Ha vinto il sogno, ha perso l’ossessione. L’Inter resiste impavida al Barcellona e gli strappa il Bernabeu dal cuore: toccherà a lei, sabato 22 maggio, contendere la Champions League al Bayern di Louis Van Gaal. L’ultima delle cinque finali dei nerazzurri risale al 1972, addirittura: Ajax-Inter 2-0 a Rotterdam. E l’ultima di una società italiana, al 2007: Milan-Liverpool 2-1 ad Atene. In dieci dal 28’ per l’espulsione di Thiago Motta, l’Inter di José Mourinho non ha fiatato e non ha tremato, salvo negli sgoccioli dell’assedio, dal gol di Piqué alla rete annullata a Bojan per un tocco di mano di Keita: anche queste sono mani de Dios.

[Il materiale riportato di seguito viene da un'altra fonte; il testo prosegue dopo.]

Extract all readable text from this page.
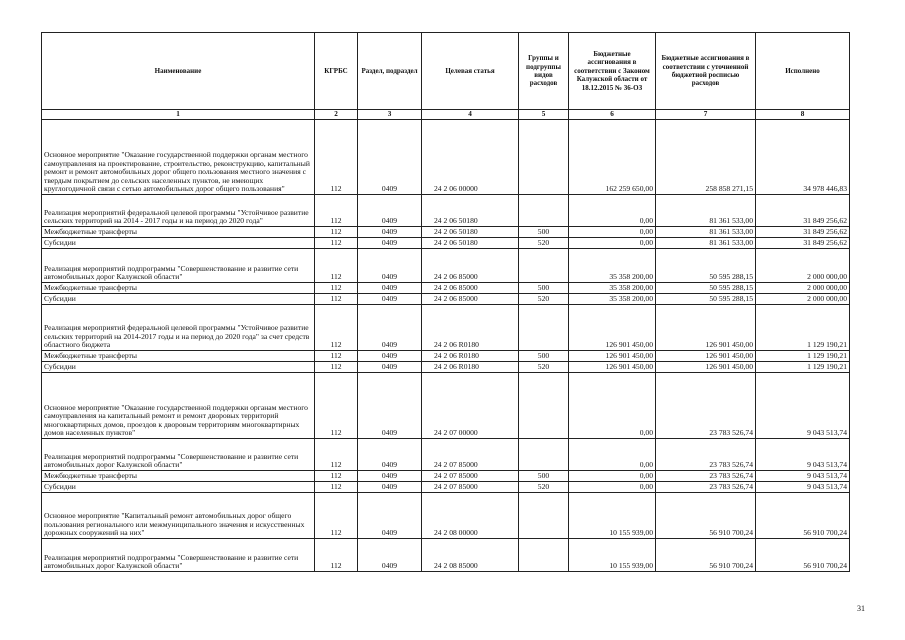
Наименование	КГРБС	Раздел, подраздел	Целевая статья	Группы и подгруппы видов расходов	Бюджетные ассигнования в соответствии с Законом Калужской области от 18.12.2015 № 36-ОЗ	Бюджетные ассигнования в соответствии с уточненной бюджетной росписью расходов	Исполнено
1	2	3	4	5	6	7	8
Основное мероприятие "Оказание государственной поддержки органам местного самоуправления на проектирование, строительство, реконструкцию, капитальный ремонт и ремонт автомобильных дорог общего пользования местного значения с твердым покрытием до сельских населенных пунктов, не имеющих круглогодичной связи с сетью автомобильных дорог общего пользования"	112	0409	24 2 06 00000		162 259 650,00	258 858 271,15	34 978 446,83
Реализация мероприятий федеральной целевой программы "Устойчивое развитие сельских территорий на 2014 - 2017 годы и на период до 2020 года"	112	0409	24 2 06 50180		0,00	81 361 533,00	31 849 256,62
Межбюджетные трансферты	112	0409	24 2 06 50180	500	0,00	81 361 533,00	31 849 256,62
Субсидии	112	0409	24 2 06 50180	520	0,00	81 361 533,00	31 849 256,62
Реализация мероприятий подпрограммы "Совершенствование и развитие сети автомобильных дорог Калужской области"	112	0409	24 2 06 85000		35 358 200,00	50 595 288,15	2 000 000,00
Межбюджетные трансферты	112	0409	24 2 06 85000	500	35 358 200,00	50 595 288,15	2 000 000,00
Субсидии	112	0409	24 2 06 85000	520	35 358 200,00	50 595 288,15	2 000 000,00
Реализация мероприятий федеральной целевой программы "Устойчивое развитие сельских территорий на 2014-2017 годы и на период до 2020 года" за счет средств областного бюджета	112	0409	24 2 06 R0180		126 901 450,00	126 901 450,00	1 129 190,21
Межбюджетные трансферты	112	0409	24 2 06 R0180	500	126 901 450,00	126 901 450,00	1 129 190,21
Субсидии	112	0409	24 2 06 R0180	520	126 901 450,00	126 901 450,00	1 129 190,21
Основное мероприятие "Оказание государственной поддержки органам местного самоуправления на капитальный ремонт и ремонт дворовых территорий многоквартирных домов, проездов к дворовым территориям многоквартирных домов населенных пунктов"	112	0409	24 2 07 00000		0,00	23 783 526,74	9 043 513,74
Реализация мероприятий подпрограммы "Совершенствование и развитие сети автомобильных дорог Калужской области"	112	0409	24 2 07 85000		0,00	23 783 526,74	9 043 513,74
Межбюджетные трансферты	112	0409	24 2 07 85000	500	0,00	23 783 526,74	9 043 513,74
Субсидии	112	0409	24 2 07 85000	520	0,00	23 783 526,74	9 043 513,74
Основное мероприятие "Капитальный ремонт автомобильных дорог общего пользования регионального или межмуниципального значения и искусственных дорожных сооружений на них"	112	0409	24 2 08 00000		10 155 939,00	56 910 700,24	56 910 700,24
Реализация мероприятий подпрограммы "Совершенствование и развитие сети автомобильных дорог Калужской области"	112	0409	24 2 08 85000		10 155 939,00	56 910 700,24	56 910 700,24
31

Una lezione di maturità, e si badi: non a un avversario qualsiasi, ma ai campioni del mondo, d’Europa, di tutto. Ibra non l’ha mai vista, Messi quasi: serve altro? Non alza il trofeo, l’Inter, dal 1965, quando in panchina si agitava Helenio Herrera, che ai Mourinho moderni avrebbe preparato gli slogan e gli stipendi, e il presidente era Angelo Moratti. Champions, scudetto, Coppa Italia: i cannibali non intendono rinunciare a nulla.

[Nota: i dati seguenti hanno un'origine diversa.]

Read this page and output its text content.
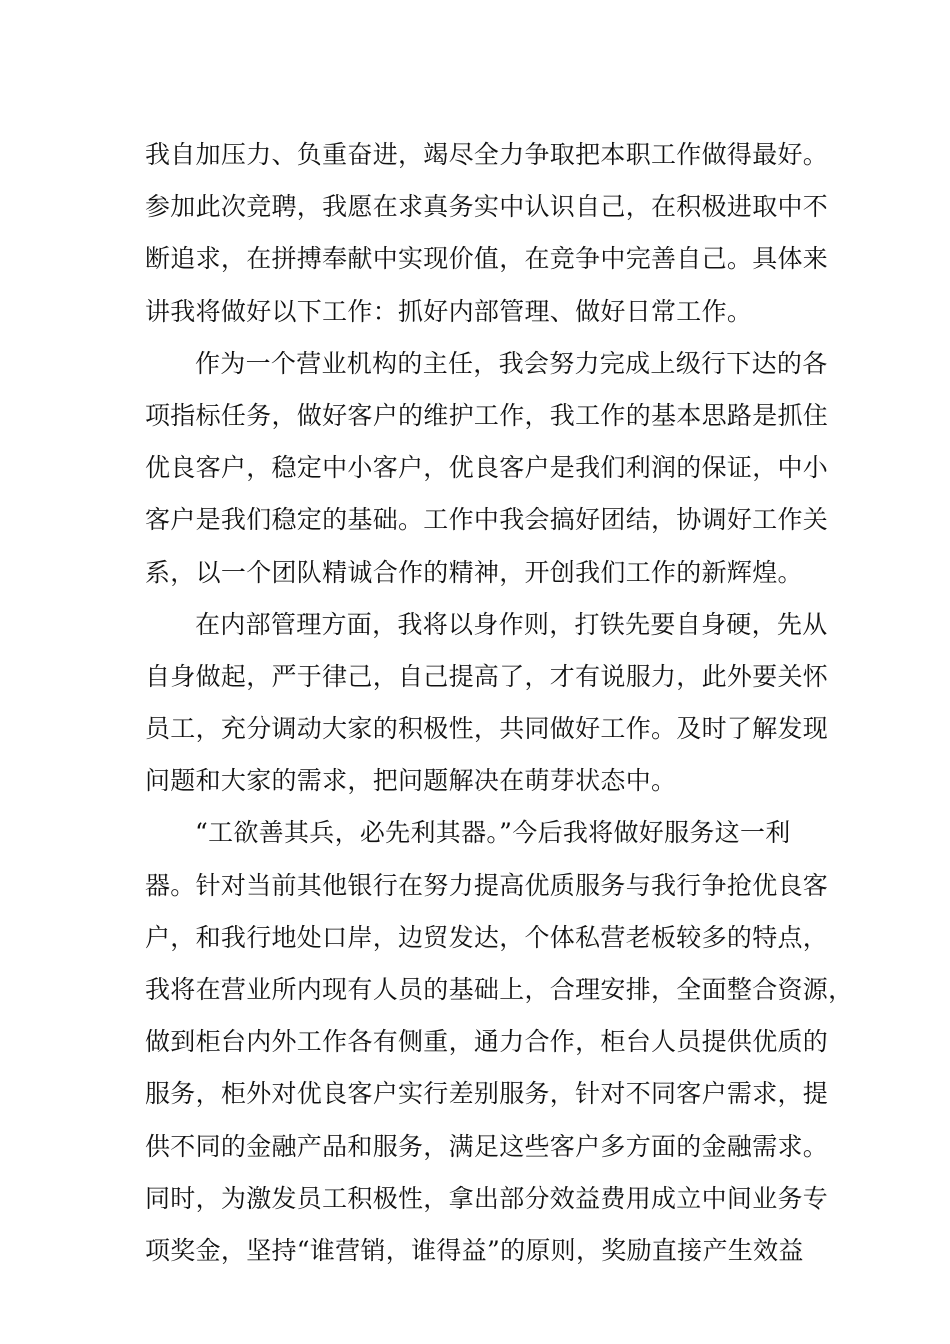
我自加压力、负重奋进，竭尽全力争取把本职工作做得最好。
参加此次竞聘，我愿在求真务实中认识自己，在积极进取中不
断追求，在拼搏奉献中实现价值，在竞争中完善自己。具体来
讲我将做好以下工作：抓好内部管理、做好日常工作。
作为一个营业机构的主任，我会努力完成上级行下达的各
项指标任务，做好客户的维护工作，我工作的基本思路是抓住
优良客户，稳定中小客户，优良客户是我们利润的保证，中小
客户是我们稳定的基础。工作中我会搞好团结，协调好工作关
系，以一个团队精诚合作的精神，开创我们工作的新辉煌。
在内部管理方面，我将以身作则，打铁先要自身硬，先从
自身做起，严于律己，自己提高了，才有说服力，此外要关怀
员工，充分调动大家的积极性，共同做好工作。及时了解发现
问题和大家的需求，把问题解决在萌芽状态中。
“工欲善其兵，必先利其器。”今后我将做好服务这一利
器。针对当前其他银行在努力提高优质服务与我行争抢优良客
户，和我行地处口岸，边贸发达，个体私营老板较多的特点，
我将在营业所内现有人员的基础上，合理安排，全面整合资源，
做到柜台内外工作各有侧重，通力合作，柜台人员提供优质的
服务，柜外对优良客户实行差别服务，针对不同客户需求，提
供不同的金融产品和服务，满足这些客户多方面的金融需求。
同时，为激发员工积极性，拿出部分效益费用成立中间业务专
项奖金，坚持“谁营销，谁得益”的原则，奖励直接产生效益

«Venderemo cara la pelle», avevano giurato. Anche noi, devono aver pensato gli interisti. Sono stati di parola. E così, fuoco alle polveri. Mancano, a Guardiola, Puyol e Iniesta; non l’effetto vulcano dell’arena. A essere sinceri, non mi aspettavo, da parte del Barça, un approccio così urlato, così provinciale. Yaya Touré «stopper» è la mossa; Chivu al posto di Pandev, acciaccato, la novità dell’ultimissimo minuto. E allora, niente formula Chelsea. A San Siro, la linea di confine la tracciarono Milito e Sneijder. Al Camp Nou, provvederanno lo spirito di gruppo e la disciplina tattica. L’ingresso di Chivu non schioda Zanetti dalla sua tenda di terzino; se mai, rimescola il modulo, da 4-2-3-1 a 4-3-2-1. Naturalmente, sono Xavi e Keita a impugnare le redini.

Naturalmente, sono Cambiasso e Thiago Motta a tenere d’occhio Messi in prima battuta. La maglia strappata di Ibra è un avviso ai naviganti: e, magari, all’arbitro. La trama non sfugge ai calcoli della vigilia: possesso palla di qua, difesa e contropiede di là. là. I ritmi, lenti, spingono il Barça nella gabbia territoriale tesagli da Mourinho. Pedro tappo su Maicon non sarebbe una brutta idea, se di tanto in tanto producesse anche qualche bollicina. Sembra proprio l’Inter di Helenio Herrera: chiusa ma sveglia, un coltello a serramanico. Messi spalle alla porta, costrettovi dai sentieri intasati, è una vittoria di Mourinho. Non altrettanto, la manata che Thiago Motta, già ammonito, rifila a Busquets. Il rosso diretto non esiste, ma il giallo, più giusto, sarebbe stato il secondo e, dunque, la sostanza non cambia. Mourinho applaude il pubblico, in attesa, immagino, di prendere per il collo Motta, sciocco e indifendibile al di là dello squallido teatro di Busquets.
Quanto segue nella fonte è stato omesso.